Bio-derived graphene nanosheets for sustainable enhancement of cement mortar properties: experiments and machine learning insights
摘要
In this study, a bio-derived graphene-based nanosheet (GNS) synthesized from recycled organic waste was incorporated into cement mortars to enhance mechanical and physical performance. The effects of GNS on compressive strength, flexural strength, bulk density, and water absorption were systematically evaluated. The results showed significant mechanical improvements, with compressive and flexural strengths increasing by up to 37% and 56%, respectively, compared with the control mortar.

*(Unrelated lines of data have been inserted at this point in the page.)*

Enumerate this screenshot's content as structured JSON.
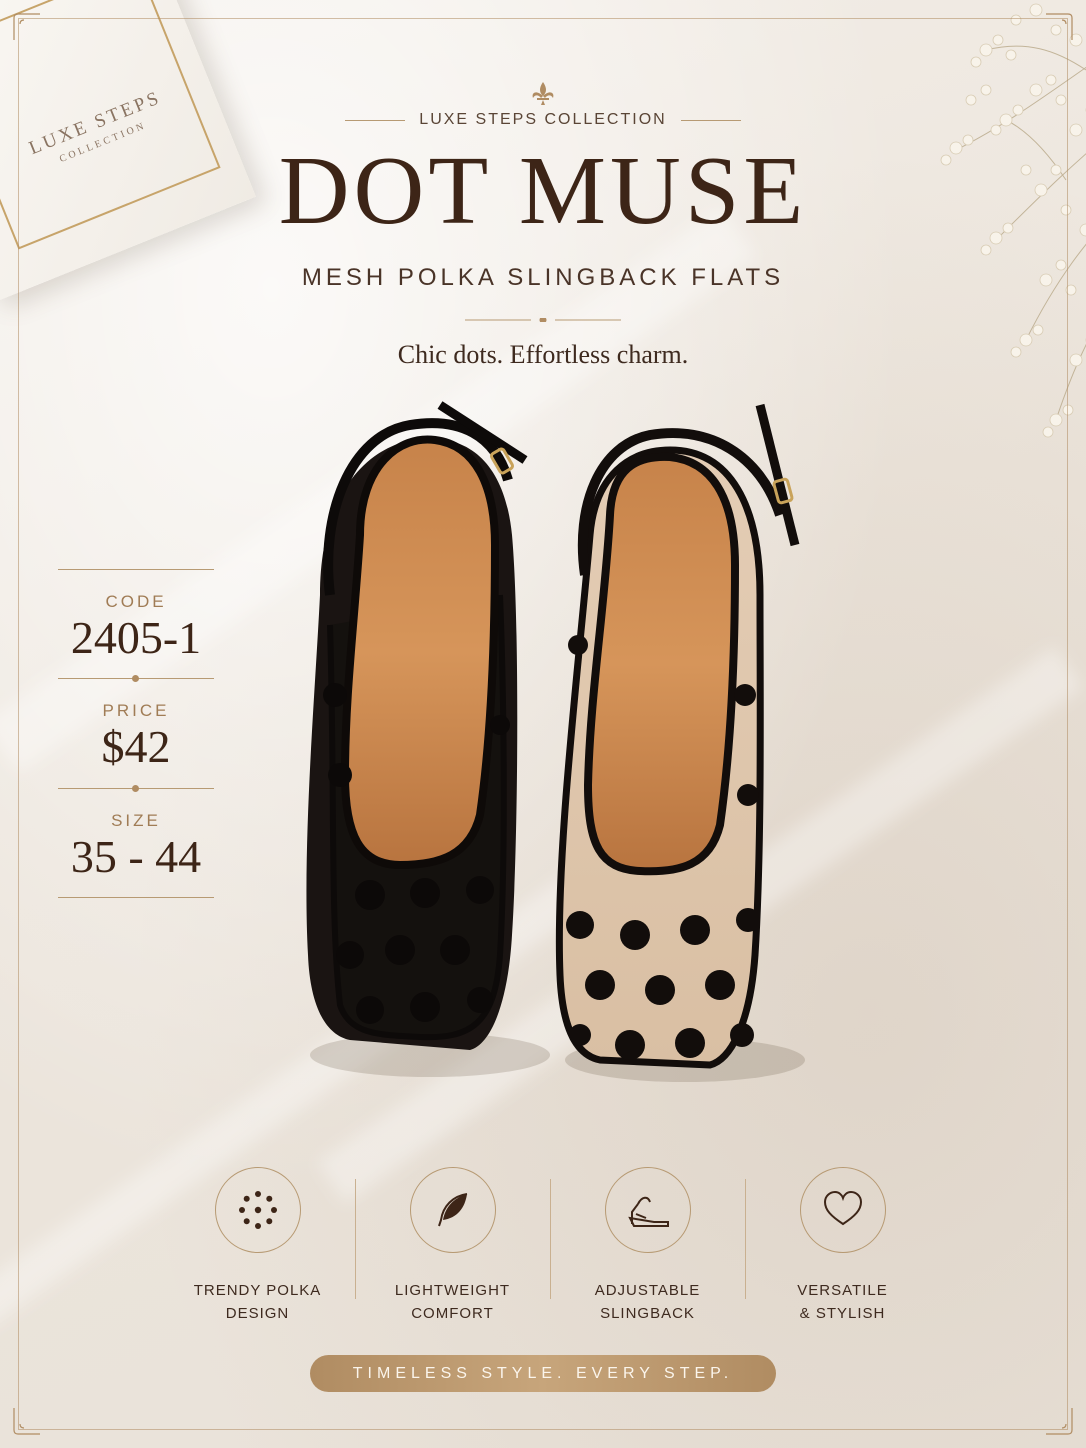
{
  "box": {
    "line1": "LUXE STEPS",
    "line2": "COLLECTION"
  },
  "header": {
    "collection": "LUXE STEPS COLLECTION",
    "title": "DOT MUSE",
    "subtitle": "MESH POLKA SLINGBACK FLATS",
    "tagline": "Chic dots. Effortless charm."
  },
  "specs": [
    {
      "label": "CODE",
      "value": "2405-1"
    },
    {
      "label": "PRICE",
      "value": "$42"
    },
    {
      "label": "SIZE",
      "value": "35 - 44"
    }
  ],
  "features": [
    {
      "icon": "polka-dots-icon",
      "label": "TRENDY POLKA\nDESIGN"
    },
    {
      "icon": "feather-icon",
      "label": "LIGHTWEIGHT\nCOMFORT"
    },
    {
      "icon": "slingback-shoe-icon",
      "label": "ADJUSTABLE\nSLINGBACK"
    },
    {
      "icon": "heart-icon",
      "label": "VERSATILE\n& STYLISH"
    }
  ],
  "footer": {
    "slogan": "TIMELESS STYLE. EVERY STEP."
  },
  "colors": {
    "accent": "#b08c62",
    "text_dark": "#3d2517",
    "background": "#efe9e2"
  }
}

In parallel, machine learning models – multilayer perceptron artificial neural networks (MLP-ANN), Extreme Gradient Boosting (XGBoost), and Light Gradient Boosting Machine (LightGBM) – were developed to predict compressive strength using experimental data at curing ages of 7, 14, and 28 days. Among the evaluated models, the ANN achieved the highest predictive accuracy, with R2 values of 0.92 and 0.90 for the training and testing datasets, respectively. SHapley Additive exPlanations (SHAP) were further employed to interpret the ANN predictions and quantify the influence of curing age, water-to-binder ratio, GNS dosage, and cement content. Overall, the findings confirm the potential of bio-derived GNS as a sustainable mortar additive and highlight the effectiveness of ANN-based models for performance prediction and mixture optimization.